How Important are the Yellow Pages? Experimental Evidence from Tanzania - joint with Brian Dillon and Jenny Aker
Mobile phones reduce the cost of communicating with existing social contacts, but do not eliminate frictions in forming new relationships. We report the findings of a two-sided randomized control trial in central Tanzania, centered on the production and distribution of a "yellow pages" phone directory with contact information for local enterprises. Enterprises randomly assigned to be listed in the directory receive more business calls, make more use of mobile money, and employ more workers. There is evidence of positive spillovers, as both listed and unlisted enterprises in treatment villages experience significant increases in sales relative to a pure control group. Households randomly assigned to receive copies of the directory make greater use their phones for farming, are more likely to rent land and hire labor, have lower rates of crop failure, and sell crops for weakly higher prices. Willingness-to-pay to be listed in future directories is significantly higher for treated enterprises.

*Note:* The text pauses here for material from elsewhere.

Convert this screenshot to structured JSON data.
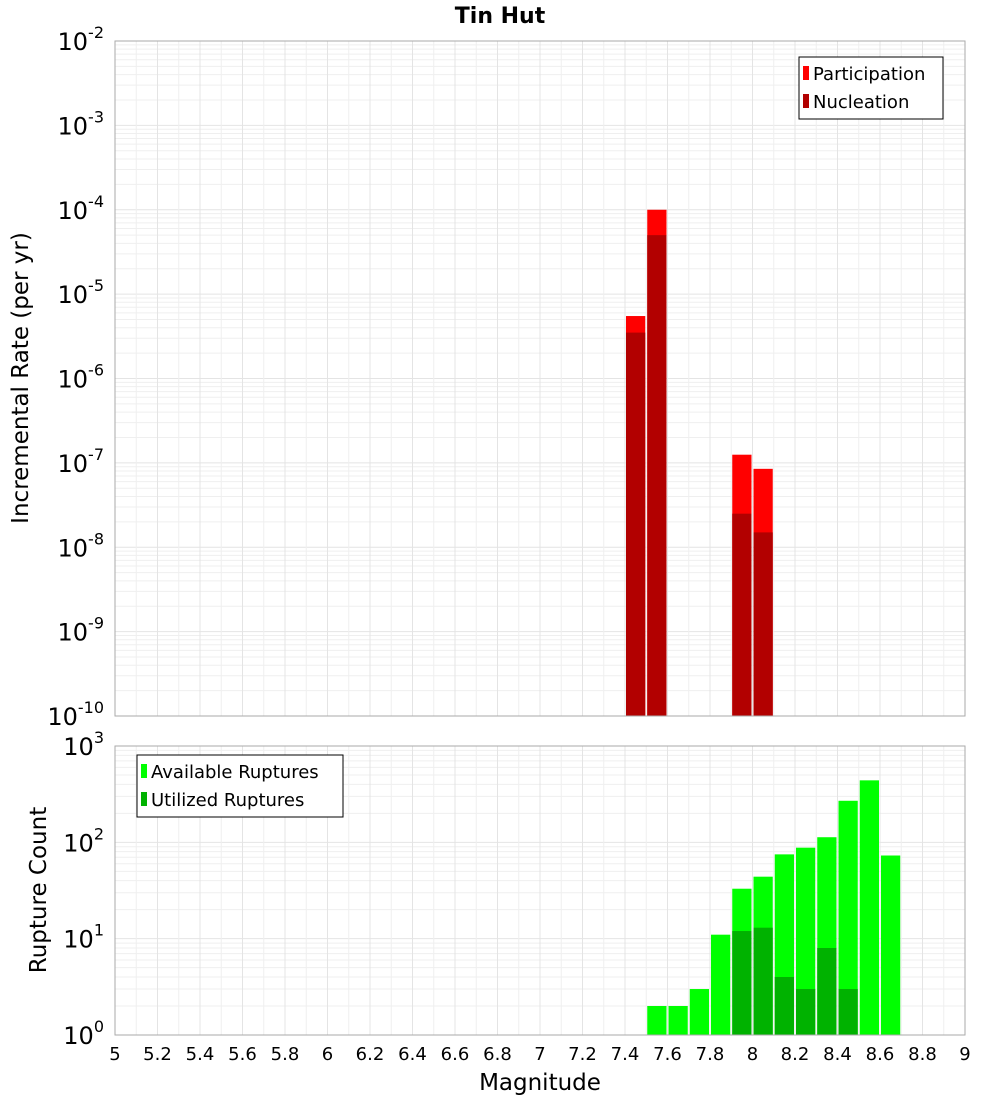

Violence and Financial Decisions: Evidence from Mobile Money in Afghanistan - joint with Michael Callen and Tarek Ghani
We provide evidence that violence changes the financial decisions people make. Exploiting the quasi-random timing of several thousand violent incidents in Afghanistan, we show that individuals who are exposed to violence retain more cash and are less likely to adopt and use mobile money, a new financial technology. This effect is corroborated using three independent sources of data: (i) the universe of mobile money transactions in Afghanistan; (ii) high-frequency data from a randomized experiment designed to increase mobile money adoption; and (iii) a behavioral lab-in-the-field experiment with experienced mobile money users. Collectively, the evidence highlights an economic cost of violence that operates through individual beliefs, which is large enough to impede the development of formal financial systems in conflict settings.